Dr Robert J. Kurland
Harrisburg
Mount Zion Road
Danville
Pennsylvania

EDITORIAL COMMENT

Awareness of and desire for life continuing beyond death would indeed be a characteristic of being human, for it could only be given to and would only be meaningful and relevant to a creature with a spiritual soul. Any creature with organic body and spiritual soul is human, no matter what their physical appearance, and all human beings on this earth are of one family and origin under God. These are theological truths which we can and should hold with certainty.

Whether the ancient remains found throughout Europe and the Middle East and grouped together as "Neanderthals" (named from the valley in Germany where the type was first found) fit into this family cannot currently be determined with any certainty.
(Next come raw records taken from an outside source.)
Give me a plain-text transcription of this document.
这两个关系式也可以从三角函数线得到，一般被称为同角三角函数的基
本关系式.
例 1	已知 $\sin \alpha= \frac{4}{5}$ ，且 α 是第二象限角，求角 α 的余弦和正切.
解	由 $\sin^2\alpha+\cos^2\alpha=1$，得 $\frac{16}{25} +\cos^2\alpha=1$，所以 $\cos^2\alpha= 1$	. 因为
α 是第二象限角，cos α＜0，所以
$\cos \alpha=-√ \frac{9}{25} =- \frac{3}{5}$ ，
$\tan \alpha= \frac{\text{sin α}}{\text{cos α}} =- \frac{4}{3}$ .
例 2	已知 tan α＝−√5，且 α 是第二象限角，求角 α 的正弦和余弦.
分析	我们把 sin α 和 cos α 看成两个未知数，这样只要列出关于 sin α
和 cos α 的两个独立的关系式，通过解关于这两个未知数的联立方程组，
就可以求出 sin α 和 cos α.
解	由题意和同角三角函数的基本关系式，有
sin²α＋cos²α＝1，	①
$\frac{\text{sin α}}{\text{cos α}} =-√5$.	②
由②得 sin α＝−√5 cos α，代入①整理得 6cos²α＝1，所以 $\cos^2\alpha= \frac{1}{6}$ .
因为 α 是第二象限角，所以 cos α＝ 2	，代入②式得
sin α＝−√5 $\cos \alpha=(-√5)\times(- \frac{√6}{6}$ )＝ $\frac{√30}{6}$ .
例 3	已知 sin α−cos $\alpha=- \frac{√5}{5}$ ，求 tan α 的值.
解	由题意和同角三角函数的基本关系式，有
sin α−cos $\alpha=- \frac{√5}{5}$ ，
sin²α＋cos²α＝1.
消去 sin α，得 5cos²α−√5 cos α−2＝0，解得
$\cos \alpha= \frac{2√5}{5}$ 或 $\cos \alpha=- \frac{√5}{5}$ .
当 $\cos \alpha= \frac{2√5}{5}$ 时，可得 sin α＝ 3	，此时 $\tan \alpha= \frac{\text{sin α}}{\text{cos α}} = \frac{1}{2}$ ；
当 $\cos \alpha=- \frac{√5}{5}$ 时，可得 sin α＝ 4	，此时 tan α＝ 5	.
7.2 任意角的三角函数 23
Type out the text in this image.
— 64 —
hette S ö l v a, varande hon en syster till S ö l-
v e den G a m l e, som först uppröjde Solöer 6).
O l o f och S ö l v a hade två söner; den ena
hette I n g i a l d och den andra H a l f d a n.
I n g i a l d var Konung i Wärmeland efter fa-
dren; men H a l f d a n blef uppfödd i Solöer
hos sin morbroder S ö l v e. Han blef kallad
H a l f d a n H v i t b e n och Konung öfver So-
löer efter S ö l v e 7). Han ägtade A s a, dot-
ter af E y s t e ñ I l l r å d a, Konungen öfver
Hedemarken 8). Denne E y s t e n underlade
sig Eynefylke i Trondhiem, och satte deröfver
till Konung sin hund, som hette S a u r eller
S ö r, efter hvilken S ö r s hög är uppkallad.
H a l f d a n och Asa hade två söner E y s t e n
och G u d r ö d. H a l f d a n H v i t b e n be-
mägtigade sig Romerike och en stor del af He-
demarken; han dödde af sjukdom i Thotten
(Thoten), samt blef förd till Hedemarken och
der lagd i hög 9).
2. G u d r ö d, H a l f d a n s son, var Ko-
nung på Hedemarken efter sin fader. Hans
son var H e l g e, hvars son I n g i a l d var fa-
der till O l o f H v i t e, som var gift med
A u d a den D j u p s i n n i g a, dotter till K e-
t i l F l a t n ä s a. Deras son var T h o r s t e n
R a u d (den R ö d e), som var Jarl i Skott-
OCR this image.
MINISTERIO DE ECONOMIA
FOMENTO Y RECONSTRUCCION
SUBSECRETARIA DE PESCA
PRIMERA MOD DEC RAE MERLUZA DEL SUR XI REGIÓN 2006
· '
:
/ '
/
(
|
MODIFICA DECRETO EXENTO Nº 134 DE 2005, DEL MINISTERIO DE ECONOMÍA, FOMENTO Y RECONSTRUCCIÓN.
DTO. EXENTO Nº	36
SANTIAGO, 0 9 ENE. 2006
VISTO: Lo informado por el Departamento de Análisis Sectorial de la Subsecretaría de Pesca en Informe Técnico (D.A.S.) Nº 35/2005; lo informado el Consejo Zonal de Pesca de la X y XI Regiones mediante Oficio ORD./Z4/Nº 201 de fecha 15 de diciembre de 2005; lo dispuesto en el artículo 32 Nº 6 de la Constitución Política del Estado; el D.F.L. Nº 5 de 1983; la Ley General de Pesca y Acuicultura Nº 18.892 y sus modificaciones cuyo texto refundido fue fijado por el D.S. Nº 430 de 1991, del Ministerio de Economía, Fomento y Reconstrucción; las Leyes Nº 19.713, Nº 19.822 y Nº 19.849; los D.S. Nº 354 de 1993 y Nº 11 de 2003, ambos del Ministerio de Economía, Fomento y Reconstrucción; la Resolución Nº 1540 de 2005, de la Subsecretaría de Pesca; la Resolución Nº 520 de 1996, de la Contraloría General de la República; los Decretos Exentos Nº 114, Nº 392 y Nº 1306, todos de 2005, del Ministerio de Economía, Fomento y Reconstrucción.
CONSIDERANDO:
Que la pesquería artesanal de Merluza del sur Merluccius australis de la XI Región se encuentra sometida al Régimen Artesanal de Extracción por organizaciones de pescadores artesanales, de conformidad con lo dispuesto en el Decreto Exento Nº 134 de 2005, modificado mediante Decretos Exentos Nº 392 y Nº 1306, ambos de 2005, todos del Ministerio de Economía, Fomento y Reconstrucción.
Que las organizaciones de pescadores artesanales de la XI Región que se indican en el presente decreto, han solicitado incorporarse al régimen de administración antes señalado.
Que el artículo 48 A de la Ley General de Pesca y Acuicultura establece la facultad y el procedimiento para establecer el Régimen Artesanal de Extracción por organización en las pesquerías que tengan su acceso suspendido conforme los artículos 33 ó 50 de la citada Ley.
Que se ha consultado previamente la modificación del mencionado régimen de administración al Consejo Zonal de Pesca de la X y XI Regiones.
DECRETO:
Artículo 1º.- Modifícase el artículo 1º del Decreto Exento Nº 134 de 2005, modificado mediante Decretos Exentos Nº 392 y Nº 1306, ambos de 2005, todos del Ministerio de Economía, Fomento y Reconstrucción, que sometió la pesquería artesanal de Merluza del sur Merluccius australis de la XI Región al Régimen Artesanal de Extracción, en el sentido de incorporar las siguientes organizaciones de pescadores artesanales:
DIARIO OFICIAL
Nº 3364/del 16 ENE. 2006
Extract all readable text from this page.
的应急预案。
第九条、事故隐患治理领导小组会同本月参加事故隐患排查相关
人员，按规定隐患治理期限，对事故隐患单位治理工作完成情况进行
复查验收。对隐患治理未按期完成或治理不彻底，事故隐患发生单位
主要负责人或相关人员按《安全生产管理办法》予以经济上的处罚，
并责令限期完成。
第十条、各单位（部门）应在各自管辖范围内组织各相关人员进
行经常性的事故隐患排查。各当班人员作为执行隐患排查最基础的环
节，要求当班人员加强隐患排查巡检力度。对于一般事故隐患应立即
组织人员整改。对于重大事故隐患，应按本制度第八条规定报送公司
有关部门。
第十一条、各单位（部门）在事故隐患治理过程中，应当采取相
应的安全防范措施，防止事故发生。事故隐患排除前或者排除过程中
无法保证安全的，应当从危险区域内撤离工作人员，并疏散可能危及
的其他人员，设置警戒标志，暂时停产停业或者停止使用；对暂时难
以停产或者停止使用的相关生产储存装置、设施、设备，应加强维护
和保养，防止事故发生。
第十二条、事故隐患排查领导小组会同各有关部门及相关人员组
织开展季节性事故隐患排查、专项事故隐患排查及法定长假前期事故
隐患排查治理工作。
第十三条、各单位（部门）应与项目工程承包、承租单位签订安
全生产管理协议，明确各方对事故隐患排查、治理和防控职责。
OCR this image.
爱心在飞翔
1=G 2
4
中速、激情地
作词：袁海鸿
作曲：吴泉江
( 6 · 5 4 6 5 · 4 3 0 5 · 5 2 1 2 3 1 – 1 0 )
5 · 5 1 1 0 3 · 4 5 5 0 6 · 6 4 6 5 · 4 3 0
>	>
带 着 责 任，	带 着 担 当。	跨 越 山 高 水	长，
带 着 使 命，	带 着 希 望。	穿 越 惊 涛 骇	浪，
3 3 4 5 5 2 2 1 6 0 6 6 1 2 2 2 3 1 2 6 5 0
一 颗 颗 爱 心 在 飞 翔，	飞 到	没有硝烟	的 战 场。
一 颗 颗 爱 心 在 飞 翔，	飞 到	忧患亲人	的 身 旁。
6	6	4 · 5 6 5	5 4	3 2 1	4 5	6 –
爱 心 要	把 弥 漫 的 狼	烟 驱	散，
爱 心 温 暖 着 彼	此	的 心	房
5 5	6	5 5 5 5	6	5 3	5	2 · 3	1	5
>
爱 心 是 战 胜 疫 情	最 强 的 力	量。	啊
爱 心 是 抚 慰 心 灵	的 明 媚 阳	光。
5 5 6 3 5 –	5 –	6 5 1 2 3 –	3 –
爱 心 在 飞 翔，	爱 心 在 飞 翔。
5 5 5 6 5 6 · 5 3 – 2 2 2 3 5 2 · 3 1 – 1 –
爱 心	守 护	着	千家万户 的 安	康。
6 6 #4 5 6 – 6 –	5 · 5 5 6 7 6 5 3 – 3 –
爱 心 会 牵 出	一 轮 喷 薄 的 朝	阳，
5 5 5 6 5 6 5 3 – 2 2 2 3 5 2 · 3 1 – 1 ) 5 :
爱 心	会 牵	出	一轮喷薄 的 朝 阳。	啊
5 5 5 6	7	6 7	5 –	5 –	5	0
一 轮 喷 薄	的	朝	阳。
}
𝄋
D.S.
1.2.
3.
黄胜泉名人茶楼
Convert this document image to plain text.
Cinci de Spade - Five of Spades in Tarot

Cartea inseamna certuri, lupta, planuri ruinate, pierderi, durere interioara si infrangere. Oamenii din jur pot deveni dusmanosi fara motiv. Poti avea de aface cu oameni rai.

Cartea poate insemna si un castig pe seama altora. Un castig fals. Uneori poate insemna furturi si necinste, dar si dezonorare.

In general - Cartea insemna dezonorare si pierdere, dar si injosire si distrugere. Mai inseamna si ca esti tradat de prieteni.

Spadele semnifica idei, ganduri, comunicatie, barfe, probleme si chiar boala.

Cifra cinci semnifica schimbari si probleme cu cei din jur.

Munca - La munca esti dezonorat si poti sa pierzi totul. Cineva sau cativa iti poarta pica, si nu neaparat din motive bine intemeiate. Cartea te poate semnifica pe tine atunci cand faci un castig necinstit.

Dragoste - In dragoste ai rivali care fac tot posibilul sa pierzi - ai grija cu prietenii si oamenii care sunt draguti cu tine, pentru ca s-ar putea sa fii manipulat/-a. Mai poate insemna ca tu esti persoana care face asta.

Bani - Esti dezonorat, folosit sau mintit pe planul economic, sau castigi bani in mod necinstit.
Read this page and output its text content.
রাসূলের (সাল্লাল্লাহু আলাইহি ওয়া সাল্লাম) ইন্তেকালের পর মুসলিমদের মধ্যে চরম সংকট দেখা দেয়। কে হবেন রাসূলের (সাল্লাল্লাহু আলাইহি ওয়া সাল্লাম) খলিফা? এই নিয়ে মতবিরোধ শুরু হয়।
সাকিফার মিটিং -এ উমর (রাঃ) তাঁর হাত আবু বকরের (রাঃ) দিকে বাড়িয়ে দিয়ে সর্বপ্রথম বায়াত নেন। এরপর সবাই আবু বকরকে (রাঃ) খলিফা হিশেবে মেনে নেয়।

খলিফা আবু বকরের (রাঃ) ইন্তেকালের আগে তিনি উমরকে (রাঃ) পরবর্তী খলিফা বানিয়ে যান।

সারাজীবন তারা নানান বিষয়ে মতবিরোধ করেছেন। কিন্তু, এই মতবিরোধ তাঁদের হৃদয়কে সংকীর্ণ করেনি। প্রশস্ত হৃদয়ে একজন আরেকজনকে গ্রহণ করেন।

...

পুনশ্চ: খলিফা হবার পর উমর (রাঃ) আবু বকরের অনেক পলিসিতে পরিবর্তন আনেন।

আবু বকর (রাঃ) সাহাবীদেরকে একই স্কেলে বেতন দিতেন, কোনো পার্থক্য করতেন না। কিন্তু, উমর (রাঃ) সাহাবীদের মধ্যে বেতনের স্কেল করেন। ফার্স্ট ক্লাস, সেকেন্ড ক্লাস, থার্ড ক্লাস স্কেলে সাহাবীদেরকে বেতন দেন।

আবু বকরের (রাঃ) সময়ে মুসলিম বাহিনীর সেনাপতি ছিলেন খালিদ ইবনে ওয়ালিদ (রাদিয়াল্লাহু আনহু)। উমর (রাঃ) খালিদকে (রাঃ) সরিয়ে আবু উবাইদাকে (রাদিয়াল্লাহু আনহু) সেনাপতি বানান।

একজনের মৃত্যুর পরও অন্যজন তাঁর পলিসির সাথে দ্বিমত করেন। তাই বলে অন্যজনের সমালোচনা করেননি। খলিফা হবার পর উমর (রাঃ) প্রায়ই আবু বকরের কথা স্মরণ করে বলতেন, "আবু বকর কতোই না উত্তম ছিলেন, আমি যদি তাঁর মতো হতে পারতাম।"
The genetic and archaeological evidence is tantalising but open to differing interpretations. Certainly Neanderthals would not have been the squat, grunting brutes of popular myth. Actually we would expect pre-human hominids to be highly sophisticated animals indeed. But it would also be very easy to see

Neanderthals as a lost race of human beings specially adapted to ice age conditions. They do seem to be genetically quite distinctive in many ways, on the other hand there is compelling if disputed evidence of interbreeding between them and the ancestors of modern populations in Europe. These are scientific questions which must rely on further investigation. It may never be possible to say whether someone had a soul or not simply from their physical remains and the circumstantial traces of their lives many millennia later.

FINDING SPACE FOR GOD?

Dear Father Editor,

As one of the aims of Faith magazine is to give examples of how nature reflects God, I am sending the following.

Let any body A at any point P, move away. It can only be at P or distant from P, therefore its motion from P is, first, its being at a particular amount of distance from P (this insight is prior to the assumption that A traces a continuous line from P - and disproves it!)

I asked a physicist, Dr P E Hodgson, staunch Catholic as well as a physicist, whether the claim that a moving body is constantly in and out of existence (which claim the above understanding of motion implies) was acceptable to science and he replied "there are speculations about this, but no experimental evidence".

The particular amount of distance between any point visited by a moving body and the next one visited must be in accordance with some or other law of nature and must be decreased by a mathematical Mind.

The above understanding of motion as a non-continuous event accords neatly with Brian Greene's claim that "it" (i.e. what he has just written) "forcefully challenges" the notion that the fabric of space and time is continuous. And, Professor Nancy Cartwright writes "discontinuity is exciting in many areas of physics".

It seems sure that one cannot have discontinuity without God,

Yours faithfully
Damian Goldie
Church Hill
Totland Bay
Isle of Wight

EDITORIAL COMMENT

We don't think that a 'point' is an intelligible reality outside of its context. The relationship of anything with its environment is fundamental to its very being and intelligibility. Lest we risk falling into Nominalism we need to affirm that to be 'at P' is to be already in dynamic movement away. Movement then is profoundly natural to anything physical, it is the development of its being of which space and time are the measure not the static stage. Moreover the ultimate level of being of anything created is its dynamic, relational, immediate dependency upon the Mind of God.

The popular argument to God through discontinuity is, we think, a version of the God-of-the-gaps argument the pitfalls of which, and its attendant serious cultural fall-out, have been delineated numerous times in this magazine.